A designer’s process is as individual as how a singer might approach learning a new role. Bahri likes to source fabrics before she begins sketching. While online sellers of fabrics have exploded in recent years, Bahri prefers the brick-and-mortar experience and travels through Chicago and its suburbs to explore, feel, and colour-match fabrics.
Bahri begins with the opera’s libretto, making careful notes of any mentions of specific costumes and props, noting any quick changes, and charting out different character “groups.” Baroque opera, (notorious for complex plots and long lists of characters), benefits from costuming that subtly groups characters together through colour, textures, (think: embroidered taffeta, velvet, linen), and silhouette. It’s a subtle technique barely noticed by audience members, says Bahri, but one that can build unconscious symmetry and cohesion within a production.

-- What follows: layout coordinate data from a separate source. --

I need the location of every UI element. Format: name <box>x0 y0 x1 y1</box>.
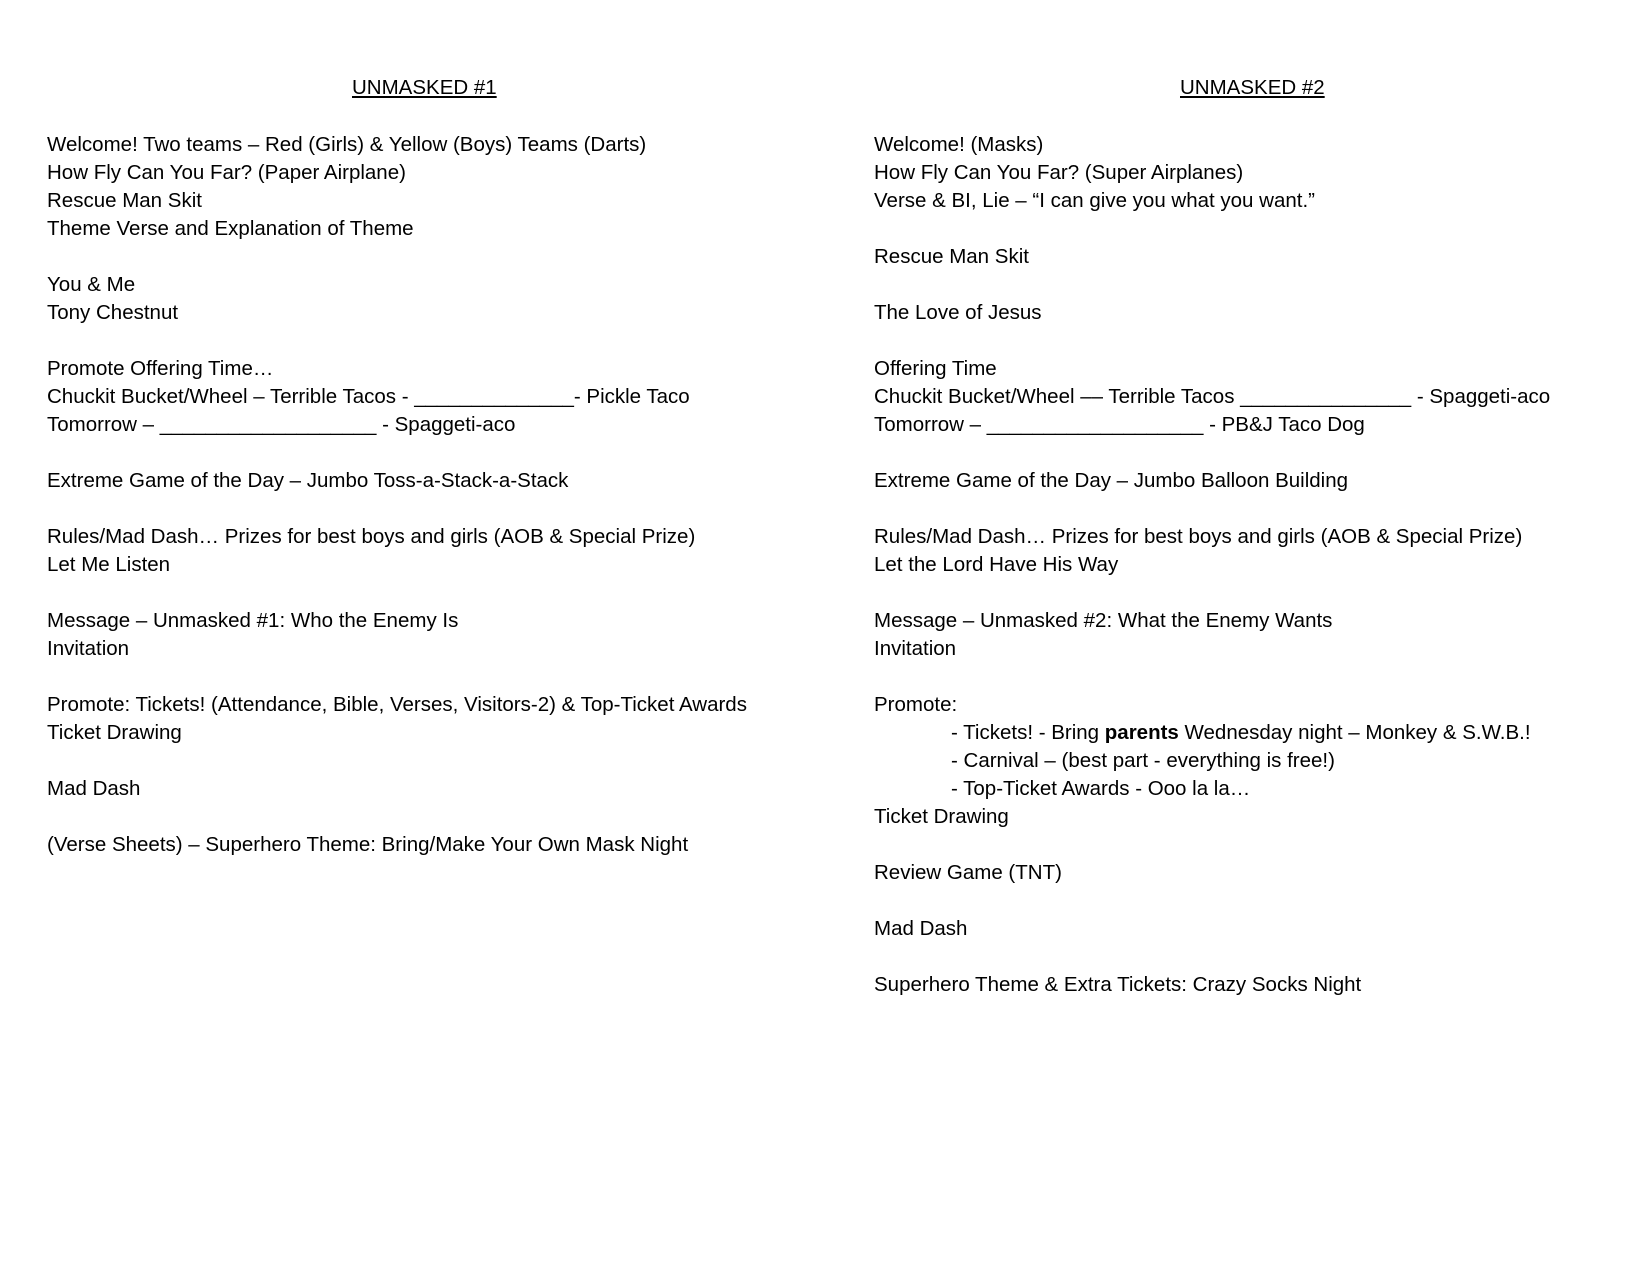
left-line-airplane: How Fly Can You Far? (Paper Airplane) <box>47 161 406 184</box>
right-line-welcome: Welcome! (Masks) <box>874 133 1044 156</box>
right-line-offering: Offering Time <box>874 357 997 380</box>
left-line-promote: Promote: Tickets! (Attendance, Bible, Verses, Visitors-2) & Top-Ticket Awards <box>47 693 747 716</box>
right-line-chuckit: Chuckit Bucket/Wheel –– Terrible Tacos _______________ - Spaggeti-aco <box>874 385 1551 408</box>
left-line-offering: Promote Offering Time… <box>47 357 274 380</box>
left-line-theme-verse: Theme Verse and Explanation of Theme <box>47 217 414 240</box>
right-line-message: Message – Unmasked #2: What the Enemy Wants <box>874 609 1333 632</box>
left-line-you-and-me: You & Me <box>47 273 136 296</box>
right-line-song: Let the Lord Have His Way <box>874 553 1119 576</box>
right-line-extreme-game: Extreme Game of the Day – Jumbo Balloon Building <box>874 469 1349 492</box>
left-line-extreme-game: Extreme Game of the Day – Jumbo Toss-a-Stack-a-Stack <box>47 469 569 492</box>
right-line-promote-tickets <box>951 719 1531 747</box>
right-line-love-of-jesus: The Love of Jesus <box>874 301 1042 324</box>
right-line-rescue-skit: Rescue Man Skit <box>874 245 1029 268</box>
left-line-tomorrow: Tomorrow – ___________________ - Spaggeti-aco <box>47 413 516 436</box>
right-title: UNMASKED #2 <box>1180 76 1325 99</box>
right-line-review-game: Review Game (TNT) <box>874 861 1062 884</box>
left-line-rescue-skit: Rescue Man Skit <box>47 189 202 212</box>
promote-tickets-bold: parents <box>1104 721 1179 744</box>
right-line-verse-lie: Verse & BI, Lie – “I can give you what you want.” <box>874 189 1315 212</box>
left-line-message: Message – Unmasked #1: Who the Enemy Is <box>47 609 459 632</box>
promote-tickets-suffix: Wednesday night – Monkey & S.W.B.! <box>1178 721 1531 744</box>
right-line-promote-carnival: - Carnival – (best part - everything is free!) <box>951 749 1335 772</box>
right-line-mad-dash: Mad Dash <box>874 917 968 940</box>
right-line-invitation: Invitation <box>874 637 957 660</box>
left-line-chuckit: Chuckit Bucket/Wheel – Terrible Tacos - ______________- Pickle Taco <box>47 385 690 408</box>
left-line-invitation: Invitation <box>47 637 130 660</box>
left-line-mad-dash: Mad Dash <box>47 777 141 800</box>
right-line-promote-awards: - Top-Ticket Awards - Ooo la la… <box>951 777 1251 800</box>
right-line-superhero-theme: Superhero Theme & Extra Tickets: Crazy Socks Night <box>874 973 1362 996</box>
left-line-ticket-drawing: Ticket Drawing <box>47 721 182 744</box>
right-line-airplanes: How Fly Can You Far? (Super Airplanes) <box>874 161 1244 184</box>
promote-tickets-prefix: - Tickets! - Bring <box>951 721 1105 744</box>
right-line-ticket-drawing: Ticket Drawing <box>874 805 1009 828</box>
right-line-rules: Rules/Mad Dash… Prizes for best boys and girls (AOB & Special Prize) <box>874 525 1523 548</box>
left-line-verse-sheets: (Verse Sheets) – Superhero Theme: Bring/Make Your Own Mask Night <box>47 833 689 856</box>
left-line-tony-chestnut: Tony Chestnut <box>47 301 179 324</box>
left-title: UNMASKED #1 <box>352 76 497 99</box>
left-line-song: Let Me Listen <box>47 553 171 576</box>
left-line-rules: Rules/Mad Dash… Prizes for best boys and girls (AOB & Special Prize) <box>47 525 696 548</box>
right-line-promote: Promote: <box>874 693 958 716</box>
left-line-welcome: Welcome! Two teams – Red (Girls) & Yellow (Boys) Teams (Darts) <box>47 133 647 156</box>
right-line-tomorrow: Tomorrow – ___________________ - PB&J Taco Dog <box>874 413 1365 436</box>
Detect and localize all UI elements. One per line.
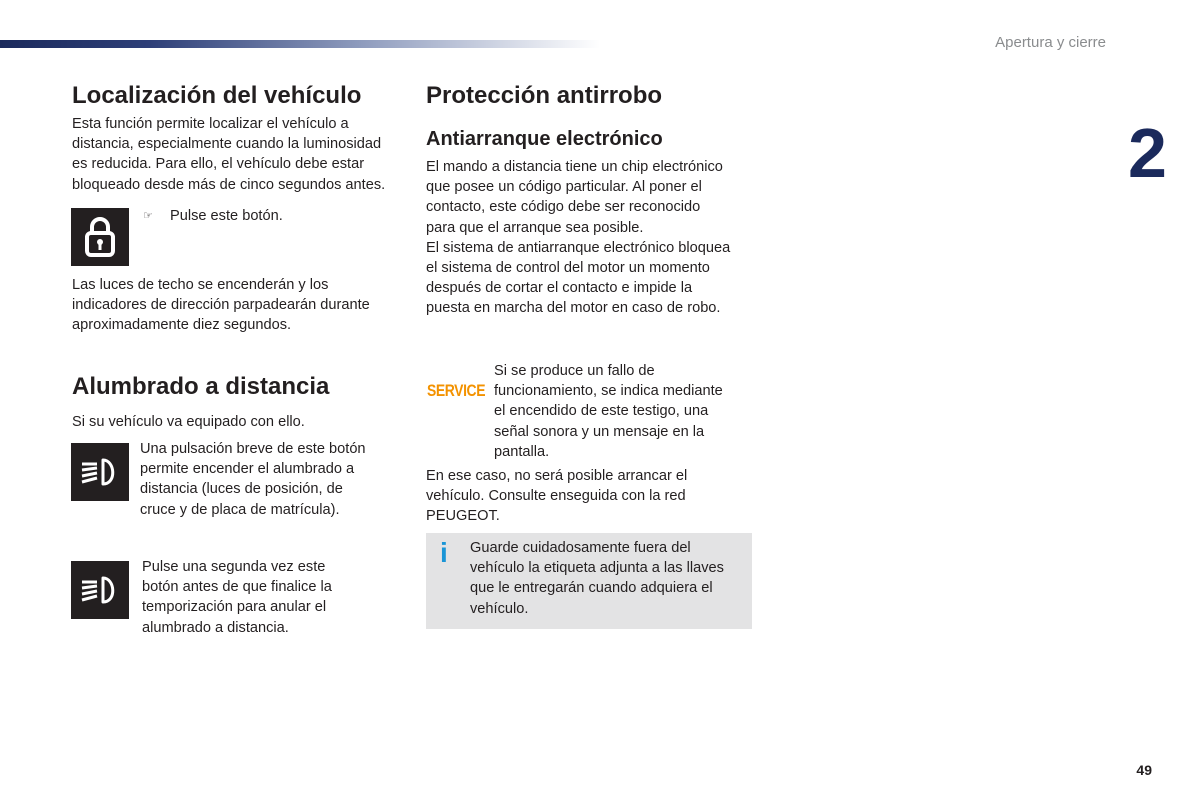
alumbrado-step1: Una pulsación breve de este botón permite encender el alumbrado a distancia (luces de posición, de cruce y de placa de matrícula). bbox=[140, 441, 366, 518]
section-label: Apertura y cierre bbox=[995, 34, 1106, 51]
headlight-button-icon-box-2 bbox=[71, 561, 129, 619]
alumbrado-step2: Pulse una segunda vez este botón antes de que finalice la temporización para anular el alumbrado a distancia. bbox=[142, 559, 332, 636]
chapter-number: 2 bbox=[1128, 114, 1167, 192]
localizacion-result: Las luces de techo se encenderán y los indicadores de dirección parpadearán durante aproximadamente diez segundos. bbox=[72, 277, 370, 334]
page-number: 49 bbox=[1136, 762, 1152, 778]
proteccion-title: Protección antirrobo bbox=[426, 82, 663, 109]
service-warning-text: Si se produce un fallo de funcionamiento, se indica mediante el encendido de este testigo, una señal sonora y un mensaje en la pantalla. bbox=[494, 363, 723, 460]
service-warning-icon: SERVICE bbox=[427, 381, 486, 400]
header-gradient-bar bbox=[0, 40, 600, 48]
localizacion-bullet-text: Pulse este botón. bbox=[170, 208, 283, 224]
antiarranque-description: El mando a distancia tiene un chip electrónico que posee un código particular. Al poner el contacto, este código debe ser reconocido para que el arranque sea posible. El sistema de antiarranque electrónico bloquea el sistema de control del motor un momento después de cortar el contacto e impide la puesta en marcha del motor en caso de robo. bbox=[426, 159, 731, 317]
pointer-bullet-icon: ☞ bbox=[143, 210, 153, 222]
alumbrado-title: Alumbrado a distancia bbox=[72, 373, 330, 400]
headlight-button-icon-box-1 bbox=[71, 443, 129, 501]
lock-button-icon-box bbox=[71, 208, 129, 266]
lock-icon bbox=[83, 215, 117, 259]
headlight-icon bbox=[79, 457, 121, 487]
localizacion-intro: Esta función permite localizar el vehículo a distancia, especialmente cuando la luminosidad es reducida. Para ello, el vehículo debe estar bloqueado desde más de cinco segundos antes. bbox=[72, 116, 386, 193]
localizacion-title: Localización del vehículo bbox=[72, 82, 362, 109]
info-icon: i bbox=[440, 537, 448, 568]
headlight-icon bbox=[79, 575, 121, 605]
antiarranque-subtitle: Antiarranque electrónico bbox=[426, 128, 663, 150]
info-box-text: Guarde cuidadosamente fuera del vehículo la etiqueta adjunta a las llaves que le entregarán cuando adquiera el vehículo. bbox=[470, 540, 724, 617]
no-arranque-text: En ese caso, no será posible arrancar el vehículo. Consulte enseguida con la red PEUGEOT. bbox=[426, 468, 688, 525]
alumbrado-intro: Si su vehículo va equipado con ello. bbox=[72, 414, 305, 430]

Within baroque opera, she says, there are many stock characters from the commedia dell’arte and Greek and Roman mythology, (Pierrot, Apollo, Harlequin, Cupid), whose costumes are crucially predictable, identifying them to the audience before a single word is sung. The look of these costumes is especially well-documented. Faithfully reproducing them is a crucial part of many productions.
When Bahri began working with Haymarket Opera, she both designed and built every costume. Nowadays, with larger productions, she designs all the elements but contracts out a part of the sewing to a costume shop. This leaves her more time to fully focus on the overall aesthetic and look of a show.
In addition to working in baroque opera, Bahri designs for dance companies and has worked with Elements Contemporary Ballet, Balam Dance Theater, Nordic Baroque Dancers, and the Joffrey Academy of Dance. Bahri says that even more than in baroque opera - which can involve dancing and a lot of stylized movement - modern dance requires a special attentiveness to how the dancers will move; her designs must complement and facilitate their dancing.
When contemplating the particular joys and challenges of designing period costumes, Bahri says that she enjoys the precision required, both in the physical work of patterning and stitching an elaborate costume in addition to the research and attention to historical detail. Though designing within a historical framework might seem restrictive, as Orson Welles famously quipped, “The enemy of art is the absence of limitations.”
Like many young singers building up a career, Bahri is a freelancer balancing a full schedule of short-term contracts with opera and dance companies. In addition to designing costumes, Bahri, under the name Weriem, accepts commissions for illustrative work and has designed everything from wedding invitations to tattoos for clients from all over the globe. Hers is a decidedly modern career story - a gritty combination of irrepressible talent, a strong work ethic, and a bit of luck. We can’t wait to see what she thinks of next!
If you live in Chicago, you can catch Meriem Bahri’s work in action in Haymarket Opera’s June performances of Antonio Cesti’s L’Orontea at the Studebaker Theater.